In 1951 and 1952, with the Korean War as a background, a U.S. Congressional investigation chaired by Rep. Ray J. Madden and known as the Madden Committee investigated the Katyn massacre. It concluded that the Poles had been killed by the Soviets and recommended that the Soviets be tried before the International Court of Justice. However, the question of responsibility still remained controversial in the West as well as behind the Iron Curtain. In the United Kingdom in the late 1970s plans for a memorial to the victims bearing the date 1940 (rather than 1941) were condemned as provocative in the political climate of the Cold War. It has also been alleged that the choice made in 1969 for the location of the Byelorussian SSR war memorial at the former Belarusian village named Khatyn, a site of a 1943 Nazi massacre have been made to cause confusion with Katyn. The two names are similar or identical in many languages, and were often confused.
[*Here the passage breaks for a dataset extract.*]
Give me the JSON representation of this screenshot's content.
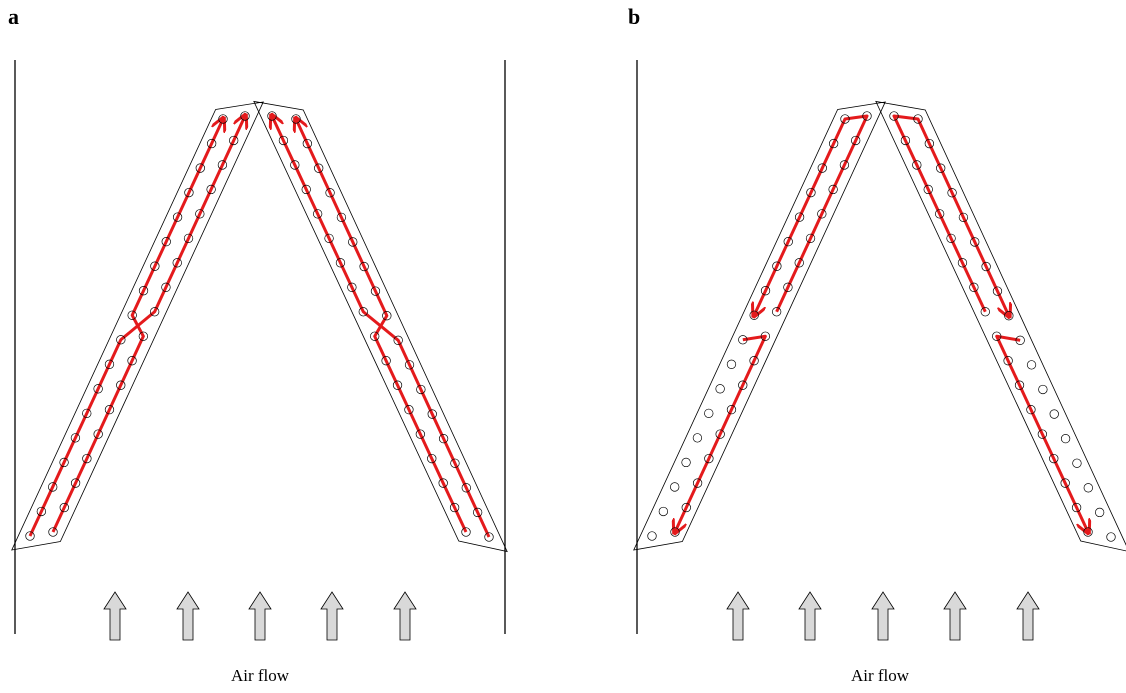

In Poland, the pro-Soviet authorities covered up the matter in accordance with the official Soviet propaganda line, deliberately censoring any sources that might provide information about the crime. Katyn was a forbidden topic in postwar Poland. Censorship in the People's Republic of Poland was a massive undertaking and Katyn was specifically mentioned in the "Black Book of Censorship" used by the authorities to control the media and academia. Not only did government censorship suppress all references to it, but even mentioning the atrocity was dangerous. In the late 1970s, democracy groups like the Workers' Defence Committee and the Flying University defied the censorship and discussed the massacre, in the face of beatings, arrests, detentions, and ostracism. In 1981, Polish trade union Solidarity erected a memorial with the simple inscription "Katyn, 1940". It was confiscated by the police and replaced with an official monument with the inscription: "To the Polish soldiers—victims of Hitlerite fascism—reposing in the soil of Katyn". Nevertheless, every year on All Souls Day, similar memorial crosses were erected at Powązki cemetery and numerous other places in Poland, only to be dismantled by the police. Katyn remained a political taboo in communist Poland until the fall of communism in 1989.
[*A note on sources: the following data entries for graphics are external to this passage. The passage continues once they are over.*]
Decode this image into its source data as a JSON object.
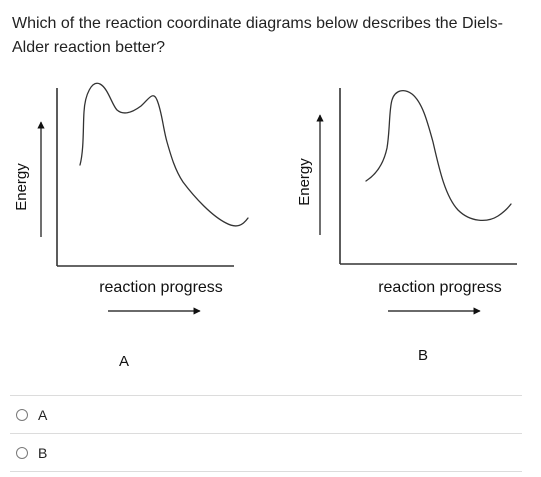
{
  "question": {
    "text": "Which of the reaction coordinate diagrams below describes the Diels-Alder reaction better?"
  },
  "diagrams": [
    {
      "id": "A",
      "y_axis_label": "Energy",
      "x_axis_label": "reaction progress",
      "caption": "A"
    },
    {
      "id": "B",
      "y_axis_label": "Energy",
      "x_axis_label": "reaction progress",
      "caption": "B"
    }
  ],
  "options": [
    {
      "label": "A",
      "selected": false
    },
    {
      "label": "B",
      "selected": false
    }
  ]
}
In the Soviet Union during the 1950s, the head of KGB, Aleksandr Shelepin proposed and carried out a destruction of many documents related to the Katyn massacre in order to minimize the chance that the truth would be revealed. His 3 March 1959 note to Nikita Khrushchev, with information about the execution of 21,857 Poles and with the proposal to destroy their personal files, became one of the documents that were preserved and eventually made public.